Penganut pandangan tradisionalis, diberi julukan sebagai golongan pembela dan pendukuang ajaran etika al-Qu’ran (ethical valuntarist), berpendapat bahwa semua keputusan hukum harus berdasarkan keputusan agama, dan jika perlu hukum tersebut diambil secara tidak langsung dari sumbernya yang asli, melalui beberapa cara  pengambilan hukum yang dibenarkan, seperti analogi (qiyas), yang seringkali ditafsirkan dalam pengertian yang agak ketat dan terbatas, bahkan mereka meyakini bahwa apa yang dimaksud dengan norma-norma etis, adalah hanya apa yang dapat dibenarkan atau tidak dibenarkan, apa yang diperintah atau dilarang oleh Tuhan. Sedangkan golongan  “Rasionalis” berpendapat dalam kasus-kasus tertentu, dimana hukum agama tidak dapat memberikan pedoman yang jelas, maka seseorang harus menggunakan keputusan akal pikiran sendiri untuk dapat sampai pada kesimpulan hal-hal yang diperselisihkan dalam hukum maupun etka.
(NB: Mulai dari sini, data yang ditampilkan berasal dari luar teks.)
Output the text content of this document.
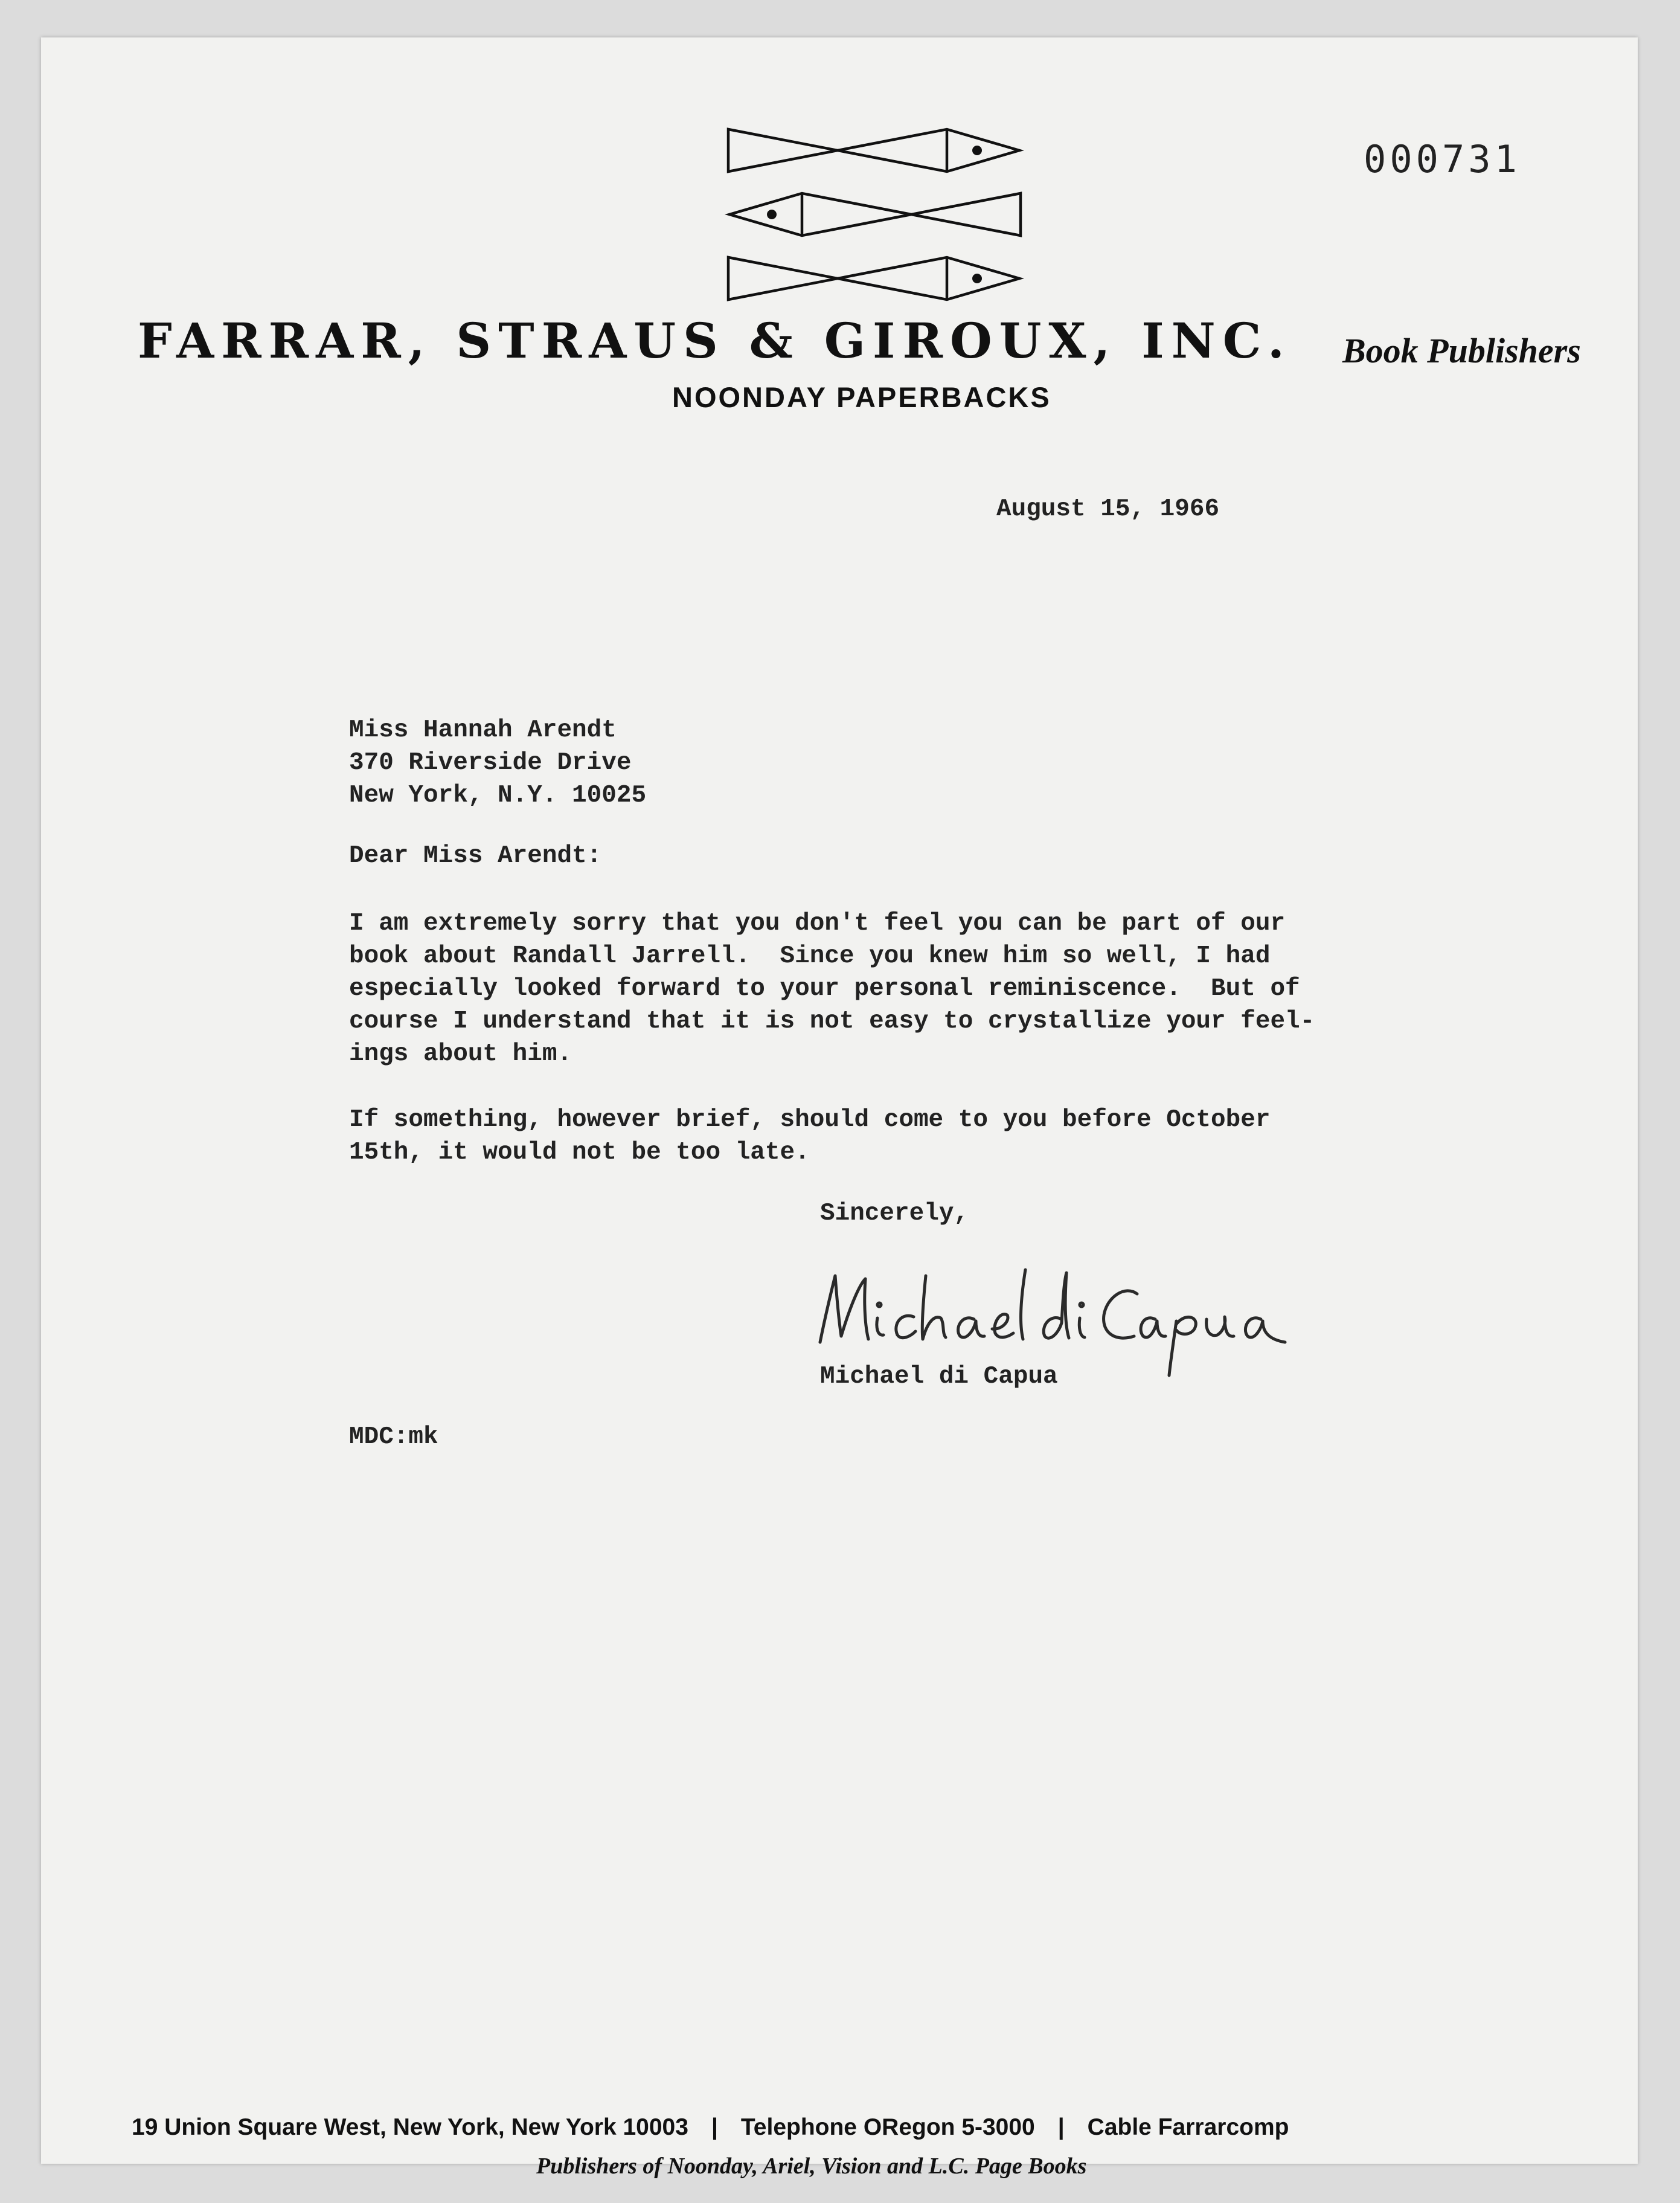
000731
FARRAR, STRAUS & GIROUX, INC. Book Publishers
NOONDAY PAPERBACKS
August 15, 1966
Miss Hannah Arendt
370 Riverside Drive
New York, N.Y. 10025
Dear Miss Arendt:
I am extremely sorry that you don't feel you can be part of our
book about Randall Jarrell.  Since you knew him so well, I had
especially looked forward to your personal reminiscence.  But of
course I understand that it is not easy to crystallize your feel-
ings about him.
If something, however brief, should come to you before October
15th, it would not be too late.
Sincerely,
Michael di Capua
MDC:mk
19 Union Square West, New York, New York 10003 | Telephone ORegon 5-3000 | Cable Farrarcomp
Publishers of Noonday, Ariel, Vision and L.C. Page Books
Arti etika sendiri menurut para ahli etika medern, pada hakikatnya, tidaklah melulu bersangkut paut dengan pengetahuan tentang “baik” dan “buruk”. Etika bukan cuma terbatas pada sisi normatifnya saja, etika pada dasarnya menyangkut bidang kehidupan yang luas, paling tidak, seperti yang dikemukakan oleh Alasdair Macintyre, etika menyangkut analisa konseptual menganai hubungan yang dinamis antara manusia sebagai subyek yang aktif dengan pikiran-pikirannya sendiri, dengan dorongan motivasi dasar tingkah lakunya, dengan cita-cita tujuan hidupnya serta dengan perbuatan-perbuatan.

Kembali pada persoalan semula, perselisihan mendasar dan pertentangan pada mayarakat  pemeluk Islam tentang etika, secara luas telah dibahas oleh George Hourani, seorang yang benar–benar teguh dalam mengambil posisi sebagai pendukung pengkritik pandangan kaum “Tradisionalis”. Dan di dalamnya banyak pendapat seperti al-Ghazali yang tersohor sebagai seorang tokoh pembela tesis golongan voluntaris, ada Mu’tazilah sebagai pendukung golongan rasionalis, ada Asy’ariah, ada Maimun dan lain sebagainya yang dalam pembahasan akan kita coba jabarkan secara terperinci.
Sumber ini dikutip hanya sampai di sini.